Rinhas no asfalto

Os cães são adestráveis. Podemos fazê-los dóceis cães-guia e cães de companhia ou ferozes e assassinos cães de guarda e cães-policiais. Ou podemos treiná-los para tarefas e respostas programadas, como os farejadores, os de circo e os de laboratórios pavlovianos. Moldamos o comportamento e as reações dos cães, basta adestrá-los com suficiente insistência. Os exemplos mais extremos talvez sejam os cães de rinha; odeiam-se sem se conhecerem, mas, confrontados, engalfinham-se até a morte.

E os seres humanos? São assim também tão adestráveis? Se aos cães falta-lhes capacidade de reflexão e autodeterminação para escaparem da sina que lhes é impingida, parece que os humanos não são muito diferentes. O aforismo “dividir para dominar”, aplicado pelos impérios para conquistar suas colônias, mostra a força do condicionamento que faz irmãos se odiarem e se matarem, abrindo livre caminho para os invasores. Tem sido assim em todos os impérios coloniais, na Ásia, na África, na América Latina. Até na Europa e América do Norte conhecem-se as históricas manipulações que incitaram o ódio entre religiões, raças e castas, atiçando guerras, perseguições, fanatismos e atentados.

Nós, seres humanos, não somos tão racionais quanto julgamos ser. Desdenhamos a irracionalidade que nos faz reagir como cães raivosos. E os adestradores de humanos, usando recursos sofisticados, fazem de nós o que bem querem: ou nos amansam submissos, ou nos fazem odiar até nossos irmãos, compadres e vizinhos.

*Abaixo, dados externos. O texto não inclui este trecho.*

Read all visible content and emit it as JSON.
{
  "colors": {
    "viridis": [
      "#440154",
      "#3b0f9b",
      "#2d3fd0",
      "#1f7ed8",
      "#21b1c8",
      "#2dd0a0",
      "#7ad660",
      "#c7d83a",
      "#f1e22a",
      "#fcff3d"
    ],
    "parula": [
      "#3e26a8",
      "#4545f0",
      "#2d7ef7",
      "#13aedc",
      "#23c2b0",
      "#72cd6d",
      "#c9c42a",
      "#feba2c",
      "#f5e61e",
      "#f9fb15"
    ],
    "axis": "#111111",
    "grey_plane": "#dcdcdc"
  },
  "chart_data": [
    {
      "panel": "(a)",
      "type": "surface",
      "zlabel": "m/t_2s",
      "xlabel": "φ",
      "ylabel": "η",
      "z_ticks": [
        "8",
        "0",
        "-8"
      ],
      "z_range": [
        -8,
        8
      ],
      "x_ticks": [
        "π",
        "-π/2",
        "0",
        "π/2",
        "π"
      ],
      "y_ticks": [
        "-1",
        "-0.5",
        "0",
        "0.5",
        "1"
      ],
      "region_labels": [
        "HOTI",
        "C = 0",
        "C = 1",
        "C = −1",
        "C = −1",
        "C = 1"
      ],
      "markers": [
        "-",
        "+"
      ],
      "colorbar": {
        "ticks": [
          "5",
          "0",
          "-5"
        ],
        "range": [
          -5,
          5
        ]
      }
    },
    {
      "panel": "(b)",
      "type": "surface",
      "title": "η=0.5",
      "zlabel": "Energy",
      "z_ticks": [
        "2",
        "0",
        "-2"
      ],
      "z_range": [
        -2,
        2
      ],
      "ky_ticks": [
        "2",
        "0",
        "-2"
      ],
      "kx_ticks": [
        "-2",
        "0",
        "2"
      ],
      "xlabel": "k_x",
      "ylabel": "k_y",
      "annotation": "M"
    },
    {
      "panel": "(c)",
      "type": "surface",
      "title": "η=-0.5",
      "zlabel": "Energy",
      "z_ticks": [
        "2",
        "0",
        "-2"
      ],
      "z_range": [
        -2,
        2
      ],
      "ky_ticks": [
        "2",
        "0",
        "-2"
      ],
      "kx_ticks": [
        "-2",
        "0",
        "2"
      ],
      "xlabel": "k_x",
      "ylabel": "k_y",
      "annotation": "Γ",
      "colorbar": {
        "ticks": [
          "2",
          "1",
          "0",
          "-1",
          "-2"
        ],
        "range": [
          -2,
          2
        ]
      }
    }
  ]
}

Vejo isso no Brasil hoje. O ódio está sendo fomentado e as pessoas não têm discernimento sufoiciente para perceber que estão sendo treinadas para reações violentas, descabidas: o velho conservador odeia a jovem progressista; o policial odeia a professora grevista; o cristão católico odeia o cristão evangélico; o branco da zona sul odeia o negro do morro; a dona de casa de verde e amarelo odeia o pai de família de vermelho; o taxista odeia o uberista; o porteiro do prédio passa a odiar o antes amado compositor popular; os torcedores dos times rivais sempre se hostilizaram, mas agora se odeiam; a professora grevista também odeia o policial; a jovem progressista odeia o velho conservador; até um adesivo no vidro do carro com opinião desperta ódio.

Entre os humanos, sempre houve aquela parcela mais próxima dos cães, que é mais fácil de adestrar e de incitar ao ódio, para semear o ambiente de rinha. Tanta raiva ainda não conseguiu fazer que despertássemos para o fato que estamos sendo doutrinados para o ódio, para nos debilitarmos e autodestruirmos. Uma guerra ideológica que só interessa a quem quer ver-nos sempre como o país do futuro, a colônia do passado e do eterno presente.

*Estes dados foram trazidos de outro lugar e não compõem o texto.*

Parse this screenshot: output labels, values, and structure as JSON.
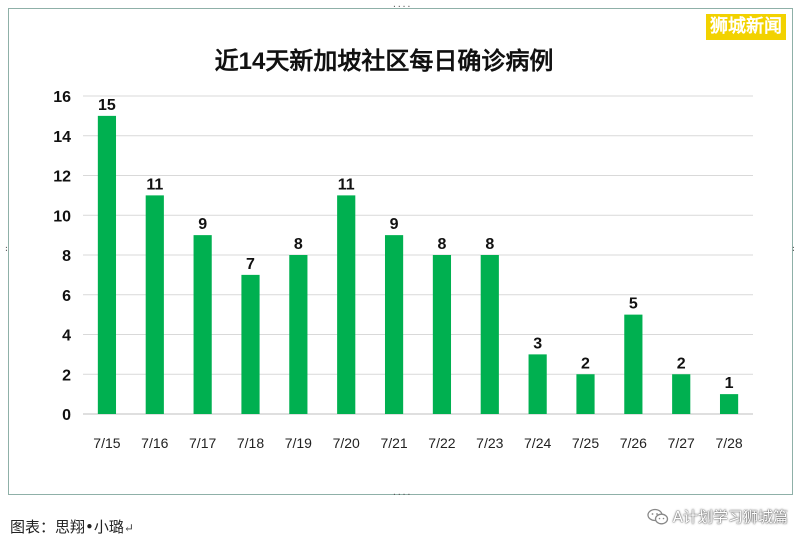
{
  "chart_data": {
    "type": "bar",
    "title": "近14天新加坡社区每日确诊病例",
    "categories": [
      "7/15",
      "7/16",
      "7/17",
      "7/18",
      "7/19",
      "7/20",
      "7/21",
      "7/22",
      "7/23",
      "7/24",
      "7/25",
      "7/26",
      "7/27",
      "7/28"
    ],
    "values": [
      15,
      11,
      9,
      7,
      8,
      11,
      9,
      8,
      8,
      3,
      2,
      5,
      2,
      1
    ],
    "ylim": [
      0,
      16
    ],
    "yticks": [
      0,
      2,
      4,
      6,
      8,
      10,
      12,
      14,
      16
    ],
    "grid": true,
    "bar_color": "#00b050",
    "data_labels": true
  },
  "watermark": "狮城新闻",
  "caption": "图表：思翔•小璐",
  "caption_mark": "↵",
  "source_label": "A计划学习狮城篇",
  "source_icon": "wechat-icon"
}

Mas, felizmente, se por um lado desdenhamos nossa canina herança irracional e manipulável, por outro já temos sim alguma racionalidade. É o “eu superior” que já viceja em nós. Já somos capazes de refletir, de compreender e de escolher por nós mesmos quem somos: se sujeitos controlados pelos reflexos condicionados, ou se indivíduos lúcidos e livres.

Não é tarefa fácil libertar-se do condicionamento que nos domina no dia a dia, pela TV, rádio, jornais, revistas, cinema e agora as poderosas mídias sociais. Mas se não formos capazes de exercer nossa racionalidade, e nossos sentimentos e solidariedade, para neutralizarmos o perverso adestramento que nos é imposto, logo estaremos banalizando nas ruas a mesma sangrenta violência das rinhas, que hipocritamente declaramos foras da lei.